Once in Manila, though, the promise began turning sour. Their new employer confiscated their cell phones, saying they were forbidden to communicate with anyone outside the house they were brought to. That was also the time they found out that they were going to work, not as “salesgirls,” but as prostitutes. In time, the beating began, often for the slightest transgression, and even the promised salary was withheld.
Mica found the chance to escape the house one day, but also found that she didn’t even know where she was. But she was lucky. On board a jeepney, she asked for help from a fellow passenger who accompanied her to a convent. After a week with the nuns, Mica was brought to Bahay Silangan on Pier 4, the shelter run by Visayan Forum for new migrants from the provinces, and eventually transferred to the group’s “Center of Hope.”
* * *
Aileen took up a relative’s offer of a job in the city after unhappy experiences working as a house help where she was abused and even accused of stealing from her employers.

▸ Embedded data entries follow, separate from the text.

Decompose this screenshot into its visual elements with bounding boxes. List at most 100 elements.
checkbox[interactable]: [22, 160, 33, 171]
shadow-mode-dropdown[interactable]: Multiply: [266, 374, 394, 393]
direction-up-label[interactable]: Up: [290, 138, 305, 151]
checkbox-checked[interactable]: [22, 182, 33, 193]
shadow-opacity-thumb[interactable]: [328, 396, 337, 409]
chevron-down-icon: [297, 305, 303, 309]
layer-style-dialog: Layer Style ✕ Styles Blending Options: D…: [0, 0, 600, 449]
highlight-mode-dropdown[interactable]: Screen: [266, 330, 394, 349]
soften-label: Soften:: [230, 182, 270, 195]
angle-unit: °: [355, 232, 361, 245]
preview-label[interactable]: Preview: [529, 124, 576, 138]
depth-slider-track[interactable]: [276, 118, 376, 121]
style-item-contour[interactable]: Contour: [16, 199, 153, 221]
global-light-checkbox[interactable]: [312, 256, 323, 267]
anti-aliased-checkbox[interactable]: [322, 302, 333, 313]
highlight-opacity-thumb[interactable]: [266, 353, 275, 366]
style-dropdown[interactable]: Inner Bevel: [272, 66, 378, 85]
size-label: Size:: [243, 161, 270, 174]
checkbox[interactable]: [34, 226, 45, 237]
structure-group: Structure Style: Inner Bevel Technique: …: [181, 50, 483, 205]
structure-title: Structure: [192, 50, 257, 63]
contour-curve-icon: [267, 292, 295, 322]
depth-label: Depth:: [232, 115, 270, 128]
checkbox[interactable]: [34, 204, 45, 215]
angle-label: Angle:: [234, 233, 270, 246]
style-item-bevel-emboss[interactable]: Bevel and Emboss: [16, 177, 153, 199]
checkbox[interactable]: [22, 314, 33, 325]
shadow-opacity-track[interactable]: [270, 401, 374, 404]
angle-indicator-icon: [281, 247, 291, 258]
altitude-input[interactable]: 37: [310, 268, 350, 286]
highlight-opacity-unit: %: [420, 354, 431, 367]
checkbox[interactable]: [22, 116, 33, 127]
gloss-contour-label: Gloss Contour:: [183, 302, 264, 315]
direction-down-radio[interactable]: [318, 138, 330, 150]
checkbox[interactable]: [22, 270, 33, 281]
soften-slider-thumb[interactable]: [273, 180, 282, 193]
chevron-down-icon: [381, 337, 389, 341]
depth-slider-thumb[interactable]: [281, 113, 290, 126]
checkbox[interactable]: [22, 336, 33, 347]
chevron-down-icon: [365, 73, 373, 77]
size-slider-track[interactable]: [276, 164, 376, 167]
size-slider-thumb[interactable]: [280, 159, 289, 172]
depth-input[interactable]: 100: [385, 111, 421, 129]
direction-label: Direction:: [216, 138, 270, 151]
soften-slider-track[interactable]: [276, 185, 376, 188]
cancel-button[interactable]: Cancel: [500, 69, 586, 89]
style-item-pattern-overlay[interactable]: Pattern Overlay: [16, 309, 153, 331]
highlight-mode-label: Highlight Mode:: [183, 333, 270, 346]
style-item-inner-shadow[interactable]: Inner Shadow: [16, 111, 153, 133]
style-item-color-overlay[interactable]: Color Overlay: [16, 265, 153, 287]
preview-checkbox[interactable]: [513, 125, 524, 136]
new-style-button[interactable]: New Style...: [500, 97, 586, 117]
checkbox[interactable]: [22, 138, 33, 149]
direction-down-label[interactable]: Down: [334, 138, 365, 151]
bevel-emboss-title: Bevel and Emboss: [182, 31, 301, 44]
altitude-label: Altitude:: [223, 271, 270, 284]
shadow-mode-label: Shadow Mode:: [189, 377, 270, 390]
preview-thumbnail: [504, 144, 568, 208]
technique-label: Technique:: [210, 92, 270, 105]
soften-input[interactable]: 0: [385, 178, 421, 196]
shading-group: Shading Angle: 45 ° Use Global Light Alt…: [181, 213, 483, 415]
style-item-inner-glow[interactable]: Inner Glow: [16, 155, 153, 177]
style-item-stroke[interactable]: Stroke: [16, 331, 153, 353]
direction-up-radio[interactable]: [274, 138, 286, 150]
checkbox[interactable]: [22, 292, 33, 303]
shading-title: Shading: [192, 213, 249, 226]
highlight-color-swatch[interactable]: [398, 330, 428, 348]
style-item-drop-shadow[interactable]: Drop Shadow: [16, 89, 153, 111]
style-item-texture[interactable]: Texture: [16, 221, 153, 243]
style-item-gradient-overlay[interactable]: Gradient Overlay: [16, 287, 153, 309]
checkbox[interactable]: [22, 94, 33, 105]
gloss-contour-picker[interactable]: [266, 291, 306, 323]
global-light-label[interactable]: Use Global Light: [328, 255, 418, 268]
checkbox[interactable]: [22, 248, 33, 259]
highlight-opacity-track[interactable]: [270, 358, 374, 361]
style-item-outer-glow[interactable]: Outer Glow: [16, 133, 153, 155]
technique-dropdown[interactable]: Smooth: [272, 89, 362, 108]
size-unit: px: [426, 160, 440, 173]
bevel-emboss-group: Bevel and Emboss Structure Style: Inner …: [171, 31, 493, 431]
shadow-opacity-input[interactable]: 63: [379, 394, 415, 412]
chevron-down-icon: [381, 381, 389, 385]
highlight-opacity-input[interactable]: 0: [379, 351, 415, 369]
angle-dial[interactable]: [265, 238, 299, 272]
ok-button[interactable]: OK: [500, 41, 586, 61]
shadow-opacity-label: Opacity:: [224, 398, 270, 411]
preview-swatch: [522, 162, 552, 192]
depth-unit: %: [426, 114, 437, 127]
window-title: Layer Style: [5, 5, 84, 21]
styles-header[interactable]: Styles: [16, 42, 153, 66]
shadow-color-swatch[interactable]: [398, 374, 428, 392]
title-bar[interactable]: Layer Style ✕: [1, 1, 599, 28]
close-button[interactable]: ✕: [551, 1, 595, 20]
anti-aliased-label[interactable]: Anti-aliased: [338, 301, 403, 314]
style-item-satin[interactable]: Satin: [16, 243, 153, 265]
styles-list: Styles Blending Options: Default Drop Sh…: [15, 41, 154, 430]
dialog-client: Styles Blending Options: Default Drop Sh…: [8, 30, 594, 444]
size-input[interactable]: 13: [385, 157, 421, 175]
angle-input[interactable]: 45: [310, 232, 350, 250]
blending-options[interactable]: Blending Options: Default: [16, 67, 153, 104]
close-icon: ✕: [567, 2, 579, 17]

But when she arrived at the place of her new employers, she was “shocked” to find herself in a room with many other young girls, with a laptop and camera in one corner.
Their new employers threatened them with harm if they sought to escape, and said their families would suffer as well. “Sobrang malaswa” (too sleazy) is how Aileen described the “activities” they were forced to do at the behest of their online clients, many of them foreigners, although “there were some Filipino clients, too.”
The only silver lining in this situation was that the cybersex den operators were true to their word, sending regular remittances to their families. But this also proved a challenge to Aileen, she said, because she was forced to lie to her family whenever they asked how she was. No way could she tell them what her line of work really was.
Aileen managed to escape when she was sent out to search for three young girls who were newly recruited but had run away. She found the girls sheltering with a member of the auxiliary police who befriended them. “I decided to join them,” Aileen confided, and soon after, police raided the cybersex den.
* * *
Brought to a crisis center by social workers, Aileen was convinced to file a case against the den operators, especially after a social worker asked her: “Do you want this to happen to your younger siblings?”
Instead of welcoming and comforting Aileen when she reached home, her relatives and neighbors blamed her for her recruiter’s plight. “I was judged,” she confided, and was told to her face that she was “dirty.” She didn’t leave home for months, but decided to confront her accusers and do something about her situation when “I saw my former classmates going to school in their uniforms.”
But she had to leave school and even flee her hometown when word reached her that her former employer was out to wreak vengeance on her. With the help of Visayan Forum, she left for Manila and became a leader of an organization of domestic workers, even as she continued her studies. It was as the representative of the group that she even traveled to London to share her story and talk about the issue of trafficking in the Philippines.
Aileen finally finished high school, and, she told the group proudly: “I am going to enroll in college tomorrow.”